1. Google does not offer guideline on max keyword bid prices on search ranking like Yahoo does.
The result is customers end up bidding higher than necessary and it results in keyword price escalation on low search volume keywords. We did study on average Google keyword price on 3 keywords combination and 4 keywords combination. The result is 4 words phrase was not any cheaper than 3 words phrase. It caught us by surprise, since the common fact is low search volume keyword is cheaper than high search volume keyword and 4 word phrases are lower in search volume. However, in Google’s case, since advertisers bid keyword without a price guideline, they tend to overbid for low search volume keywords.
2. Finding optimum keyword price and updating them daily is impossible to do manually.
When you have hundreds of keyword and try keep up with keyword bidding strategy daily, it is beyond your capacity. That is why most advertisers who do not use the tool sets the maximum keyword CPC uniform within the same ad group, believing that search vendors do not overcharge them. However, with this strategy, customers end up bidding more than necessary for some keywords or unconsciously promoting bidding war.
3. There is not enough budgets to place all campaign keywords in a desirable ranking.
Average keyword price has been going up every year and many of keywords are out of reach for many advertisers. It means even if you have a tool that guides you optimal bid price for your target ranking, you have to give up on some keywords if you want to generate any significant visitor count. Unfortunately, most keyword bid management tools are based on search ranking and that means you have to bid for low ranking to generate more clicks. However, this is not a good strategy, since you don’t have to sacrifice ranking for low price keyword.

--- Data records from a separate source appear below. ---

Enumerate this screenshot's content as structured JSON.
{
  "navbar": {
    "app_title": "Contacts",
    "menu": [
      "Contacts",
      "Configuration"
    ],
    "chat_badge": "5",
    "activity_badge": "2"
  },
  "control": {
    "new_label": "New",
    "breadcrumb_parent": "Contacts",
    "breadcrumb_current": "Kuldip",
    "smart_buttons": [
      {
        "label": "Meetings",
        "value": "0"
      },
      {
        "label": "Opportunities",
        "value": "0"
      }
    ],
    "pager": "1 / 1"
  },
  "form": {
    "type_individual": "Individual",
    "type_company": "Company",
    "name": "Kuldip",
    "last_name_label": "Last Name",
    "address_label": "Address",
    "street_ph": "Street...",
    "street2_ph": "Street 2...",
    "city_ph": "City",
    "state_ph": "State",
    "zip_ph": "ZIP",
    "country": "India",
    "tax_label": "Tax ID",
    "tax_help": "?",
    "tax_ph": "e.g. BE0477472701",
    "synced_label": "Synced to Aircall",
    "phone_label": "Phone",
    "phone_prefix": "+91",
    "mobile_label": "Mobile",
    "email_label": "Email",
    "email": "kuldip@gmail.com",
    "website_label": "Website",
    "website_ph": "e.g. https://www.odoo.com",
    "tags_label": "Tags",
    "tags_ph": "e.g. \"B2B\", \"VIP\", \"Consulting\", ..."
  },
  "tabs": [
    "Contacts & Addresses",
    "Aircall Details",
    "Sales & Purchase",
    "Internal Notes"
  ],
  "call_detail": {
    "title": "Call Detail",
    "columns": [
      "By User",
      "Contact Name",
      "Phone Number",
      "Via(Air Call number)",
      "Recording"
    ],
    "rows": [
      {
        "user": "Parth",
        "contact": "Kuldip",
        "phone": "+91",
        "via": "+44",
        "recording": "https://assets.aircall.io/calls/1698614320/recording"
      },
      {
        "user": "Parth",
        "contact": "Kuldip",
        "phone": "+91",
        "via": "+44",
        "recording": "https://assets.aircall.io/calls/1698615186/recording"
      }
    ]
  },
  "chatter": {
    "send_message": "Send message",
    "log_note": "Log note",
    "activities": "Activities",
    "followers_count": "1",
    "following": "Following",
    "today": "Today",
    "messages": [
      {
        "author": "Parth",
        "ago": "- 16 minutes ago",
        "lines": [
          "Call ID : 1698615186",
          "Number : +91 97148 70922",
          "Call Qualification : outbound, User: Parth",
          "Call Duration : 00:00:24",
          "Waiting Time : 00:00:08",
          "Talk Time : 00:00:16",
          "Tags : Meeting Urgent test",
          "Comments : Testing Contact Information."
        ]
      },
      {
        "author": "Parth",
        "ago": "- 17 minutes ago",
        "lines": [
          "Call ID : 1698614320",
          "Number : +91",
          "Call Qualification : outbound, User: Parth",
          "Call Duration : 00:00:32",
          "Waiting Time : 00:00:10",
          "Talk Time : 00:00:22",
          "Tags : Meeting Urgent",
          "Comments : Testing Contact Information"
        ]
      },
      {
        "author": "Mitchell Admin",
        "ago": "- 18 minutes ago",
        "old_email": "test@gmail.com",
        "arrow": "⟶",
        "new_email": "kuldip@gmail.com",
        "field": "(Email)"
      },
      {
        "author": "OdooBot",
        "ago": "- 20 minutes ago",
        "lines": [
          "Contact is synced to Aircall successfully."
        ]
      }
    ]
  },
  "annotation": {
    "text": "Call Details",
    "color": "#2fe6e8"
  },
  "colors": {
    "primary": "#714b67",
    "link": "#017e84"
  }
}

4. Keyword bid optimization is more than searching for keyword bid price to maximize click count. It involves improving conversion count.
Eventually, optimization effort is to generate most conversion actions on a given budget. Thus, once keyword bid price is optimized for the most economical clicks, the next step is to adjust keyword spending to promote more conversion. It is achieved by awarding high performance keywords and penalizing low performance keywords with keyword bid price. It also includes not spending more than ROI break point.